Poésie : « Dépravé »

Quand t’es un dépravé, t’es partout
Dans les souvenirs d’étés, rideaux fermés, fenêtre ouverte
Sur les lèvres des autres, peu importe où elles explorent
Dans la mémoire floue, dans la foule des mecs d’avants
Dans un WhatsApp, dans un numéro sans nom
Tu t’es écoulé dans un dialogue nocturne
Tu reviens dans les phrases qui ont marqué l’autre
« T’es beau là » ; « J’espère que ça ira mieux » ; « J’ai vraiment envie qu’on se revoie »
Ces mots qu’il serre contre lui quand il a froid
T’as même été dans tes potes.

T’as un peu de toi à Berlin, dans la pénombre d’une boite
Sur un parking, sur une clairière
Sur des centaines de literies qui ont été lavées, recyclées, qui sont peut-être devenues d’autres textiles pour d’autres dépravés
Et t’es dans le cœur de certains, parfois. Parce que ça n’empêche clairement pas, loin de là.
Si ces petits morceaux de toi que t’as laissé se réveillaient au même moment, étincelaient avec la lueur d’une étoile, t’illuminerais sûrement l’Europe entière et quelques phares lointains.
Ça ferait de toi une salope omnisciente, si ces éclats se connectaient l’une à l’autre pour former un vaste réseau, un réseau d’amour pur, qui brûlerait les chairs là où t’es passé.

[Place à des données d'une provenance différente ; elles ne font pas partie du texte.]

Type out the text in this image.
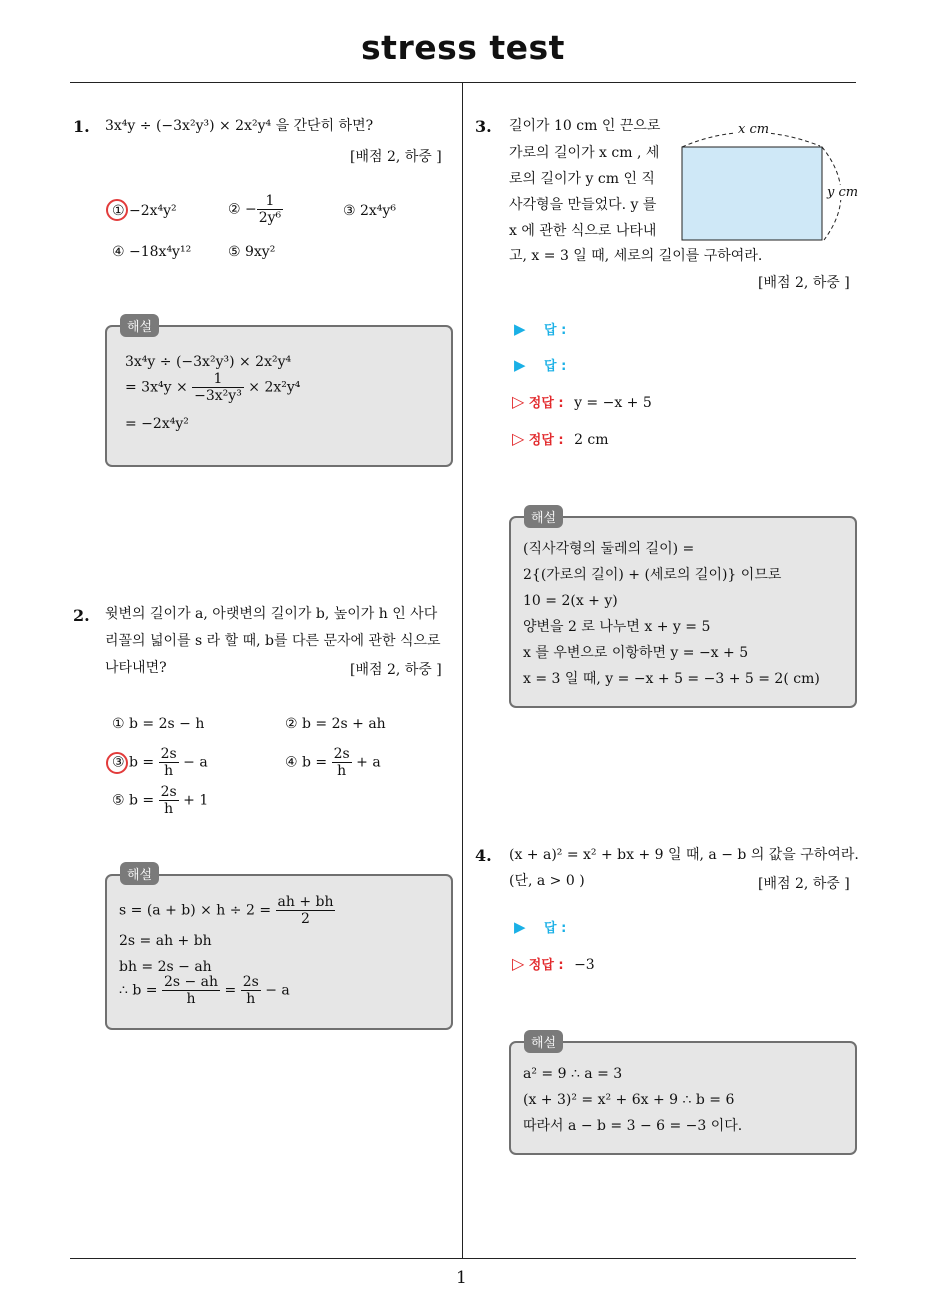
stress test
1
1. 3x⁴y ÷ (−3x²y³) × 2x²y⁴ 을 간단히 하면?
[배점 2, 하중 ]
① −2x⁴y²	② − $\frac{1}{\text{2y⁶}}$	③ 2x⁴y⁶
④ −18x⁴y¹²	⑤ 9xy²
3x⁴y ÷ (−3x²y³) × 2x²y⁴
= $3x^4y \times \frac{1}{\text{−3x²y³}} \times 2x^2y^4$
= −2x⁴y²
해설
2. 윗변의 길이가 a, 아랫변의 길이가 b, 높이가 h 인 사다
리꼴의 넓이를 s 라 할 때, b를 다른 문자에 관한 식으로
나타내면?	[배점 2, 하중 ]
① b = 2s − h	② b = 2s + ah
③ $b = \frac{2s}{h} - a$	④ $b = \frac{2s}{h} + a$
⑤ $b = \frac{2s}{h} + 1$
$s = (a + b) \times h \div 2 = \frac{ah + bh}{2}$
2s = ah + bh
bh = 2s − ah
∴ $b = \frac{2s - ah}{h} = \frac{2s}{h} - a$
해설
3. 길이가 10 cm 인 끈으로
가로의 길이가 x cm , 세
로의 길이가 y cm 인 직
사각형을 만들었다. y 를
x 에 관한 식으로 나타내
고, x = 3 일 때, 세로의 길이를 구하여라.
[배점 2, 하중 ]
x cm
y cm
▶ 답 :
▶ 답 :
▷ 정답 : y = −x + 5
▷ 정답 : 2 cm
(직사각형의 둘레의 길이) =
2{(가로의 길이) + (세로의 길이)} 이므로
10 = 2(x + y)
양변을 2 로 나누면 x + y = 5
x 를 우변으로 이항하면 y = −x + 5
x = 3 일 때, y = −x + 5 = −3 + 5 = 2( cm)
해설
4. (x + a)² = x² + bx + 9 일 때, a − b 의 값을 구하여라.
(단, a > 0 )	[배점 2, 하중 ]
▶ 답 :
▷ 정답 : −3
a² = 9 ∴ a = 3
(x + 3)² = x² + 6x + 9 ∴ b = 6
따라서 a − b = 3 − 6 = −3 이다.
해설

Et pourtant quand t’es un dépravé, t’es nulle part
T’es une relation de six mois batardée, qui sent plus le jus que le sentiment.
Mais il y en a quand même du sentiment, parfois.
T’es dans le silence. T’es le premier d’un type qui est pour toi le centième (et encore)
T’es une vieille photo mal cadrée. Un regret, une tromperie. Un nom à ne pas prononcer en présence de l’autre.
T’es le dernier type avant qu’il se case. Bien propre, fini la vie de salope.
Mais tu regrettes pas. Quelques-uns, t’aimerais ne plus être chez eux, certes. Il y en a dont t’es pas fier, qui t’ont abimé. C’est à la fois fort et fragile, un dépravé comme toi.
Car cette vie, c’est une bénédiction qui te fais parfois rester dans des recoins sales. C’est comme ça. T’y laisses forcément un peu de toi mais t’apprends pas mal aussi. T’es celui que ceux bien chics disent être « pas normal, on est pas tous comme ça ». Pourtant ils aimeraient bien ça, être dépravé, s’ils ne l’ont pas déjà été.
Parce qu’il y a une certaine fierté. Quand t’es un dépravé, t’es un dépravé qui se souvient de ceux qui ne pouvaient pas être des dépravés aussi librement que toi
Et dans ton lit se réveillent les urinoirs et les endroits sombres
Les cachettes, les bois, les bars, les backrooms, les hontes
Il y a de l’avidité historique, du désir pédé dans une mémoire commune
Un dépravé dans laquelle vit tous les vieux dépravés qui sont plus là
Et tu peux bien finir par choisir un homme parmi tous ceux à qui tu t’es donné et faire vos petites dépravations de votre petit côté…
Il y aura toujours quelques morceaux d’eux en toi, et ça te va. C’est joli d’avoir tous ces jolis garçons en toi. Tu les gardes, promis, vous serez toujours là.